Mas devo ter dado a vocês a impressão de ter ficado magoada, o que é totalmente falso! È óbvio que mamãe tinha sido criada assim, da maneira mais rígida e me passou o que havia sido passado a ela.
Se chorou, foi por pensar que teria de me castigar e ela sempre chorava disfarçadamente depois de me dar algum castigo. A vez em que mais chorou e mais sentidamente foi quando me deu umas palmadas e depois se lembrou de que era dia do meu aniversário... Tadinha!!! Correu para mim e me abraçou, beijou e dise: "Ai, meu Deus, eu te bati no seu aniversário! Mas você mereceu, não é mesmo?" O quanto eu a amava e a saudade que sinto até hoje não tem tamanho...
Primacaçula, apenas estou contando minhas histórias da infância, sem traumas por esse lado, viu?

 
At 5/10/08 8:04 PM, Blogger marianicebarth said...

Acho que vou parar de contar histórias verdadeiras e passar para a imaginação. Estou escrevendo sobre uma tartaruguinha linda chamada Cecília, que só existe na minha cabeça.
Outra são as Aventuras de Rebecca, já no 13º capítulo, em que a personagem tem sete anos e... (o resto ainda é segredo). É uma história para crianças dessa idade.
Hoje comecei outra: "Memórias de Camille, Uma Boneca Francesa".
Como vêem escrevo várias ao mesmo tempo. Um dia pego uma e continuo. Depois pego outra... E depois começo outra... Eu sou assim mesmo...

 
At 6/10/08 3:19 PM, Anonymous Anônimo said...

Que maravilha você poder escrever várias histórias ao mesmo tempo. Isso se chama dom. Sabe, Nice, o que escreve passa tanta emoção que pode nos dar a impressão de algo que foi diferente. Quando você conta algumas coisas sobre a sua reação aos "ensinamentos" que hoje são tão deixados de lado parece que se entristeceu bastante. É claro que sei o quanto a vovó a amava e vice versa! Mamãe, por exemplo ao contá-los, passa como uma pessoa comum e vc. como escritora. Deve estar aí a diferença.

Não acho que deva parar de escrever as suas lembranças.
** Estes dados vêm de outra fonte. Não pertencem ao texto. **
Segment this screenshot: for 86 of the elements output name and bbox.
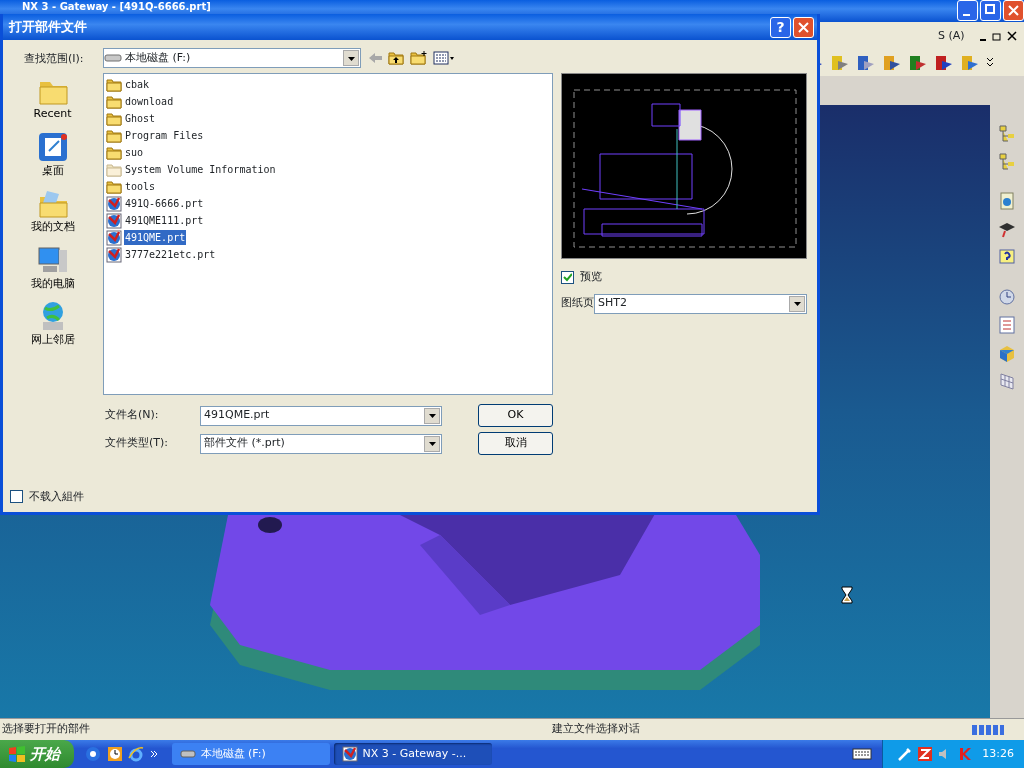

Elas são lindas, com castigo e tudo!
E VIVA O TEMPO EM QUE ELES EXISTIAM!

 
At 6/10/08 5:42 PM, Blogger Polemikos said...
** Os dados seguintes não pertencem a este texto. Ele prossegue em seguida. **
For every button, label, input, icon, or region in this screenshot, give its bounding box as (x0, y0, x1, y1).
Nice, você não estava falando sério quando você disse que pararia de "contar histórias verdadeiras"?

Veja "Diário Secreto" em meu blog!!

 
At 7/10/08 7:13 PM, Blogger marianicebarth said...

Realmente eu tenho muitas lembranças guardadas e gosto de contá-las, mas às vezes fico pensando que talvez encha a paciência dos outros, "tipo assim"...

 
At 7/10/08 9:49 PM, Anonymous Anônimo said...
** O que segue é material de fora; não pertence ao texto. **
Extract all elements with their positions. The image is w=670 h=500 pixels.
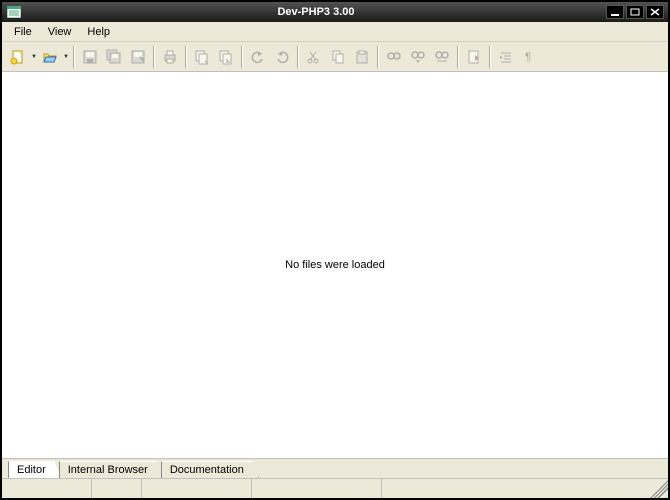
- save-all-button[interactable]: [102, 45, 126, 69]
- find-button[interactable]: [382, 45, 406, 69]
- new-file-button[interactable]: [6, 45, 30, 69]
- tab-documentation[interactable]: Documentation: [161, 461, 259, 478]
- maximize-button[interactable]: [626, 5, 644, 19]
- bottom-tabstrip: Editor Internal Browser Documentation: [2, 458, 668, 478]
- find-icon: [386, 49, 402, 65]
- find-next-icon: [410, 49, 426, 65]
- tab-editor[interactable]: Editor: [8, 461, 61, 478]
- window-title: Dev-PHP3 3.00: [26, 6, 606, 18]
- statusbar: [2, 478, 668, 498]
- status-cell-3: [142, 479, 252, 498]
- new-file-icon: [10, 49, 26, 65]
- paste-doc-button[interactable]: [214, 45, 238, 69]
- save-as-button[interactable]: [126, 45, 150, 69]
- save-all-icon: [106, 49, 122, 65]
- cut-icon: [306, 49, 322, 65]
- undo-button[interactable]: [246, 45, 270, 69]
- find-next-button[interactable]: [406, 45, 430, 69]
- save-button[interactable]: [78, 45, 102, 69]
- toolbar-separator: [185, 46, 187, 68]
- paste-icon: [354, 49, 370, 65]
- close-button[interactable]: [646, 5, 664, 19]
- titlebar: Dev-PHP3 3.00: [2, 2, 668, 22]
- redo-button[interactable]: [270, 45, 294, 69]
- goto-button[interactable]: [462, 45, 486, 69]
- editor-area: No files were loaded: [2, 72, 668, 458]
- cut-button[interactable]: [302, 45, 326, 69]
- print-button[interactable]: [158, 45, 182, 69]
- save-icon: [82, 49, 98, 65]
- menu-view[interactable]: View: [40, 24, 80, 40]
- show-special-button[interactable]: ¶: [518, 45, 542, 69]
- app-window: Dev-PHP3 3.00 File View Help ▼ ▼: [0, 0, 670, 500]
- open-file-dropdown[interactable]: ▼: [62, 45, 70, 69]
- replace-button[interactable]: [430, 45, 454, 69]
- indent-button[interactable]: [494, 45, 518, 69]
- print-icon: [162, 49, 178, 65]
- indent-icon: [498, 49, 514, 65]
- minimize-button[interactable]: [606, 5, 624, 19]
- new-file-dropdown[interactable]: ▼: [30, 45, 38, 69]
- paste-doc-icon: [218, 49, 234, 65]
- svg-text:¶: ¶: [525, 50, 531, 64]
- toolbar-separator: [241, 46, 243, 68]
- empty-state-message: No files were loaded: [285, 259, 385, 271]
- toolbar-separator: [489, 46, 491, 68]
- show-special-icon: ¶: [522, 49, 538, 65]
- status-cell-1: [2, 479, 92, 498]
- app-icon: [6, 6, 22, 18]
- open-file-button[interactable]: [38, 45, 62, 69]
- open-file-icon: [42, 49, 58, 65]
- copy-icon: [330, 49, 346, 65]
- status-cell-4: [252, 479, 382, 498]
- toolbar-separator: [73, 46, 75, 68]
- redo-icon: [274, 49, 290, 65]
- menubar: File View Help: [2, 22, 668, 42]
- save-as-icon: [130, 49, 146, 65]
- paste-button[interactable]: [350, 45, 374, 69]
- replace-icon: [434, 49, 450, 65]
- toolbar-separator: [153, 46, 155, 68]
- toolbar-separator: [377, 46, 379, 68]
- goto-icon: [466, 49, 482, 65]
- toolbar-separator: [457, 46, 459, 68]
- tab-internal-browser[interactable]: Internal Browser: [59, 461, 163, 478]
- window-controls: [606, 5, 664, 19]
- copy-doc-button[interactable]: [190, 45, 214, 69]
- undo-icon: [250, 49, 266, 65]
- copy-button[interactable]: [326, 45, 350, 69]
- toolbar-separator: [297, 46, 299, 68]
- menu-help[interactable]: Help: [79, 24, 118, 40]
- toolbar: ▼ ▼ ¶: [2, 42, 668, 72]
- menu-file[interactable]: File: [6, 24, 40, 40]
- status-cell-2: [92, 479, 142, 498]
- copy-doc-icon: [194, 49, 210, 65]
- resize-grip[interactable]: [650, 480, 668, 498]
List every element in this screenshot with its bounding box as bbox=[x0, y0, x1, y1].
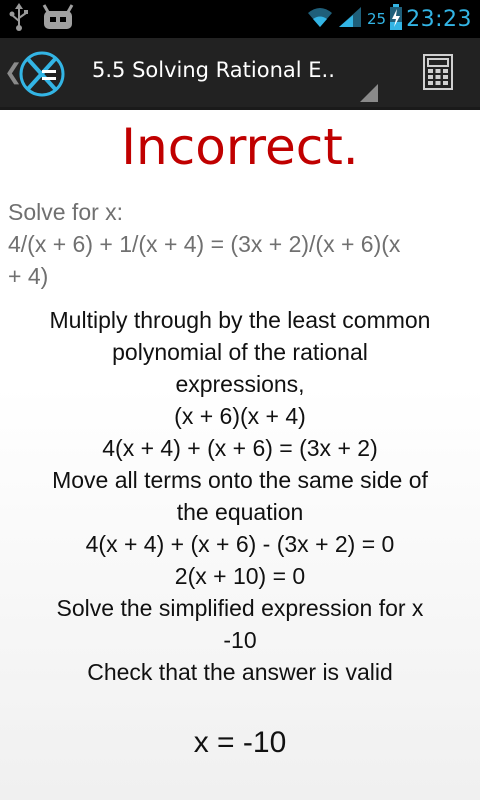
battery-charging-icon bbox=[390, 4, 403, 34]
question-label: Solve for x: bbox=[8, 199, 124, 225]
question: Solve for x: 4/(x + 6) + 1/(x + 4) = (3x… bbox=[8, 196, 474, 292]
status-notifications bbox=[8, 3, 74, 35]
solution-step: -10 bbox=[223, 627, 257, 653]
question-expression-line1: 4/(x + 6) + 1/(x + 4) = (3x + 2)/(x + 6)… bbox=[8, 231, 401, 257]
action-bar: ❮ 5.5 Solving Rational E.. bbox=[0, 38, 480, 110]
solution-steps: Multiply through by the least common pol… bbox=[0, 304, 480, 688]
solution-step: expressions, bbox=[175, 371, 305, 397]
solution-step: Check that the answer is valid bbox=[87, 659, 393, 685]
status-time: 23:23 bbox=[406, 6, 472, 32]
spinner-indicator-icon[interactable] bbox=[360, 84, 378, 106]
final-answer: x = -10 bbox=[193, 726, 287, 759]
solution-step: Move all terms onto the same side of bbox=[52, 467, 428, 493]
question-expression-line2: + 4) bbox=[8, 263, 49, 289]
status-indicators: 25 23:23 bbox=[307, 0, 472, 38]
page-title[interactable]: 5.5 Solving Rational E.. bbox=[92, 58, 335, 82]
solution-step: the equation bbox=[176, 499, 304, 525]
result-title: Incorrect. bbox=[121, 118, 359, 176]
solution-step: 4(x + 4) + (x + 6) = (3x + 2) bbox=[102, 435, 378, 461]
solution-step: 2(x + 10) = 0 bbox=[174, 563, 306, 589]
solution-step: 4(x + 4) + (x + 6) - (3x + 2) = 0 bbox=[85, 531, 395, 557]
solution-step: (x + 6)(x + 4) bbox=[174, 403, 306, 429]
calculator-button[interactable] bbox=[410, 48, 466, 100]
wifi-icon bbox=[307, 5, 333, 33]
signal-icon bbox=[337, 5, 363, 33]
calculator-icon bbox=[423, 54, 453, 94]
app-logo-icon[interactable] bbox=[18, 50, 66, 98]
android-icon bbox=[42, 3, 74, 35]
solution-step: Multiply through by the least common bbox=[49, 307, 431, 333]
status-bar: 25 23:23 bbox=[0, 0, 480, 38]
solution-panel: Incorrect. Solve for x: 4/(x + 6) + 1/(x… bbox=[0, 110, 480, 800]
usb-icon bbox=[8, 3, 30, 35]
solution-step: Solve the simplified expression for x bbox=[56, 595, 424, 621]
battery-level: 25 bbox=[367, 10, 387, 28]
solution-step: polynomial of the rational bbox=[112, 339, 368, 365]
Que venham as histórias verdadeiras e a s histórias de ficção. Estou curioso para conhecer a tartaruguinha Cecília (alguma coisa a ver com a "primacaçula"?) Vindo da Nice, tudoserá sucesso. Timtim

 
At 7/10/08 10:29 PM, Anonymous Anônimo said...

Jamais pense que suas histórias encherão a paciência de alguém; pelo contrário, são bastante verdadeiras e interessantes, sem levar em conta a memória fotográfica que você possue.

 
At 8/10/08 1:48 AM, Blogger marianicebarth said...

Minha queridíssima Primacaçula, estou longe de possuir memória fotográfica. Só me lembro nitidamente das coisas ou muito boas ou nem tanto, mas que me marcaram.